The Sharing Society's Vibrant Forum for Studying Cooperation
While there are many ways that academics now study commoning, few show the broad-minded enthusiasm, scholarly engagement, and political awareness that I encountered at the Sharing Society’s international conference in Bilbao, Spain.
The May 23-24 event brought together a wide variety of international scholars, practitioners and activists who care about cooperation in its many permutations – commons, open source software, care work, citizen-science, makerspaces, urban collaborations, and many other forms.
There was no privileged discourse or correct point of view at this conference – just a fantastic mix of explorers trying to understand “the characteristics, trajectory and impact of collaborative collective actions.” The focus was on social phenomena in Europe and North America, especially as affected by today’s political economy, but the event ventured into such unexpected zones as refugee resettlement, the circular economy in fashion, and participatory governance in a Cairo neighborhood.
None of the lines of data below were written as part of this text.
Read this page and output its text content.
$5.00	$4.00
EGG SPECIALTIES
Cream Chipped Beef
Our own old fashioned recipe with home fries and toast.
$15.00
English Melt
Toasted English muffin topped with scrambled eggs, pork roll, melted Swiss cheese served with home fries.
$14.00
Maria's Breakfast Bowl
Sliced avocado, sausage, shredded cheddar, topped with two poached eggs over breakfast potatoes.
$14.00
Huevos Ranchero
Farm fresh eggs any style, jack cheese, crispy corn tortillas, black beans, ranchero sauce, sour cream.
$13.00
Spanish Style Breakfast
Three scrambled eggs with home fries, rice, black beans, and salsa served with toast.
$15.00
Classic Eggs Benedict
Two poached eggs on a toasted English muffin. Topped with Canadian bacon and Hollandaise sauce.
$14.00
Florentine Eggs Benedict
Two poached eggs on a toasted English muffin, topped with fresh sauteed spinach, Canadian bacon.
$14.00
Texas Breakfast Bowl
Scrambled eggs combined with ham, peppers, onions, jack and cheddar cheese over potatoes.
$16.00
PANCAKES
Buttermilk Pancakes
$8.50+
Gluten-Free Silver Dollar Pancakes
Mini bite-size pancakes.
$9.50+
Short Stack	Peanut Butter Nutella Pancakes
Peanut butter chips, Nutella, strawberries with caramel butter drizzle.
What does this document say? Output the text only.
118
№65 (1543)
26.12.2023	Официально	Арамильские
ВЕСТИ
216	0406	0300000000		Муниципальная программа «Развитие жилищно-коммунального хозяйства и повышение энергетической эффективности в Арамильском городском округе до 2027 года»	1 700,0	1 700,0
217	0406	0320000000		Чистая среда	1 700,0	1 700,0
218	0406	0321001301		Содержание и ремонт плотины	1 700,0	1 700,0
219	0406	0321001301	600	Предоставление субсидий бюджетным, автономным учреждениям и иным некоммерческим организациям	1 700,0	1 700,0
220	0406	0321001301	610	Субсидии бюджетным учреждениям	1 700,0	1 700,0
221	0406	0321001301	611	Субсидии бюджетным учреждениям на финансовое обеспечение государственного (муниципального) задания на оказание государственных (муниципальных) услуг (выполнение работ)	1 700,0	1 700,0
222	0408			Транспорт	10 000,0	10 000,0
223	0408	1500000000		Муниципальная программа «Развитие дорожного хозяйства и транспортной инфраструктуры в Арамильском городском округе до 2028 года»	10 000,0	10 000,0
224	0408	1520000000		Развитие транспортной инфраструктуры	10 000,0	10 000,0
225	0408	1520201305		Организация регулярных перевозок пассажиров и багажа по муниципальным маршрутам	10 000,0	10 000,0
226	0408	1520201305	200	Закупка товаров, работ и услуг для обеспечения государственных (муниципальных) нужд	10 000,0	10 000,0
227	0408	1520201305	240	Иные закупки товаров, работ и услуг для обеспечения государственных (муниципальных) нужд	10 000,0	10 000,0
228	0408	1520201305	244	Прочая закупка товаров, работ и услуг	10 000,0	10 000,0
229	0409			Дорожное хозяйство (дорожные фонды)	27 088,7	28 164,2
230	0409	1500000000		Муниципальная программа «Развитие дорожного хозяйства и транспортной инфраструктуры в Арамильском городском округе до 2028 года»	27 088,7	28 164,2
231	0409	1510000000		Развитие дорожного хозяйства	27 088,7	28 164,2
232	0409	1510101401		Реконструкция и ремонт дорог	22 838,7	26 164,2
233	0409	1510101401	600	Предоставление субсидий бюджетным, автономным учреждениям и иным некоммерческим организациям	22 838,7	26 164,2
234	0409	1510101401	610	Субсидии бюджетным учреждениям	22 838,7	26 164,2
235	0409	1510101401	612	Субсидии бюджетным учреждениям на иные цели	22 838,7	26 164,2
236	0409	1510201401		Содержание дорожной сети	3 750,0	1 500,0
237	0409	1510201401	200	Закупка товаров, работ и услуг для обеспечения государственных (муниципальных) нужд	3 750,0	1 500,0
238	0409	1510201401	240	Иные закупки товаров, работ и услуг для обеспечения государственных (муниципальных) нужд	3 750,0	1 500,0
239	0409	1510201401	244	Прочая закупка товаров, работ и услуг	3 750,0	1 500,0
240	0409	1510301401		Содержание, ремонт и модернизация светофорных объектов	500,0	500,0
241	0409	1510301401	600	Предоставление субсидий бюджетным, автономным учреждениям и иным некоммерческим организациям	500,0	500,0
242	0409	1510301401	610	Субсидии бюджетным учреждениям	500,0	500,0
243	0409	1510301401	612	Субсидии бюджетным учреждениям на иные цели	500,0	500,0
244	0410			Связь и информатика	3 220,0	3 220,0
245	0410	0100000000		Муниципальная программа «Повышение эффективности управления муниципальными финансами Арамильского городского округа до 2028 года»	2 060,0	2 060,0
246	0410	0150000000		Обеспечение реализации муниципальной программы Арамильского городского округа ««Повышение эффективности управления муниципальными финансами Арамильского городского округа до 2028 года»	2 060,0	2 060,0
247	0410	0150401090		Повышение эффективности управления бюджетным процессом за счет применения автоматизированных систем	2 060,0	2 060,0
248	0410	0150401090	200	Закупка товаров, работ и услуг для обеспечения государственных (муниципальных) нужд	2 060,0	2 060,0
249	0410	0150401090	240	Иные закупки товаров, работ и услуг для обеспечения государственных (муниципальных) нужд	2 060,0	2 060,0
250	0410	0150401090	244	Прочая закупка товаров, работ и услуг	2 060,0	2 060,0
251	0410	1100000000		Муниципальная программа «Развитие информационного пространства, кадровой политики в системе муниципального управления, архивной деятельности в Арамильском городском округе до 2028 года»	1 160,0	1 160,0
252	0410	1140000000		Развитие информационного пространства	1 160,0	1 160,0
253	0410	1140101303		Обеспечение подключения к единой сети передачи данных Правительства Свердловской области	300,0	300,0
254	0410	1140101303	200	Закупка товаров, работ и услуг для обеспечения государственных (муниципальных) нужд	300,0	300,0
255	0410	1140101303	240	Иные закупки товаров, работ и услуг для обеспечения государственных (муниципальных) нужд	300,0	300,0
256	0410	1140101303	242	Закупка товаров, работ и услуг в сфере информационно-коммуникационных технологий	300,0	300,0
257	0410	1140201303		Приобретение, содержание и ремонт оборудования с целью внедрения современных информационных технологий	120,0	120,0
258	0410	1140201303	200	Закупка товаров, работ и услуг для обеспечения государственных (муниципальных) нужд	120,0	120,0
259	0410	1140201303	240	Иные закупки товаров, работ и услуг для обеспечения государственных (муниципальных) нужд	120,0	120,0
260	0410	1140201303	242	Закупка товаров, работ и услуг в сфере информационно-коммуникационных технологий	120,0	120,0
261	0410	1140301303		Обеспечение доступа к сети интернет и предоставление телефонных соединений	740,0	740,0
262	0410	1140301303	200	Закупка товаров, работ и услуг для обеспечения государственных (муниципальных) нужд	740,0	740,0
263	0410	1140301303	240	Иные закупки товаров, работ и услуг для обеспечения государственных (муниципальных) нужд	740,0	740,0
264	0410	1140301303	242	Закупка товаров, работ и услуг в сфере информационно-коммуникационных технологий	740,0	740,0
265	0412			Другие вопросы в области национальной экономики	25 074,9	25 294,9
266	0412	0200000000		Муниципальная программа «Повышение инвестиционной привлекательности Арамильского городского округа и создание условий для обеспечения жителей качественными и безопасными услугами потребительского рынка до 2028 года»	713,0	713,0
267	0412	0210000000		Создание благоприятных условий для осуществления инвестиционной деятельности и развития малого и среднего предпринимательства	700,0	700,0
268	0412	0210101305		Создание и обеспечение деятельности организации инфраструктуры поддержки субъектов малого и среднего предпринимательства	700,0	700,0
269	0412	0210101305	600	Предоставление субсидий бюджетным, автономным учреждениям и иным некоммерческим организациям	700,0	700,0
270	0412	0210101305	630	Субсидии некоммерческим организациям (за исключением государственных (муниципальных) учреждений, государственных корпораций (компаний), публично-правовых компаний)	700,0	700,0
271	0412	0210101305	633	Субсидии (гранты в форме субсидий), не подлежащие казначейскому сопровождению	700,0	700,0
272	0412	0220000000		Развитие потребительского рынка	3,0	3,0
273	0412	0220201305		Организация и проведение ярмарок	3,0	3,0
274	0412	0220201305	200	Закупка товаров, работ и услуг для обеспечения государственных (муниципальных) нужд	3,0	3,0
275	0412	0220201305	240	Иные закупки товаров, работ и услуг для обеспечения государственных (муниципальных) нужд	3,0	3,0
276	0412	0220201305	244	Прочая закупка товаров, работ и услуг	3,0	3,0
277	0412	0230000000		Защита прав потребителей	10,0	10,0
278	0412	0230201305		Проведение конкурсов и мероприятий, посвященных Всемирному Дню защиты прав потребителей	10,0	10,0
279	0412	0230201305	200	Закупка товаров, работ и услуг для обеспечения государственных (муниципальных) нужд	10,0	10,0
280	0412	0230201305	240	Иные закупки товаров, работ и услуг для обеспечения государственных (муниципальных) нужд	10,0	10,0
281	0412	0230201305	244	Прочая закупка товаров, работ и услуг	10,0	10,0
Wow!
The Sharing Society project has an impressive research team drawing from six Spanish universities and eight foreign academics institutions (Argentina, Canada, Chile, Italy, Mexico, Portugal, Turkey, and the UK). Directed by sociology professor Benjamín Tejerina, a scholar of collective identity, the project is based at the University of the Basque Country and funded by the Spanish Ministry of Economy and Competitiveness (!).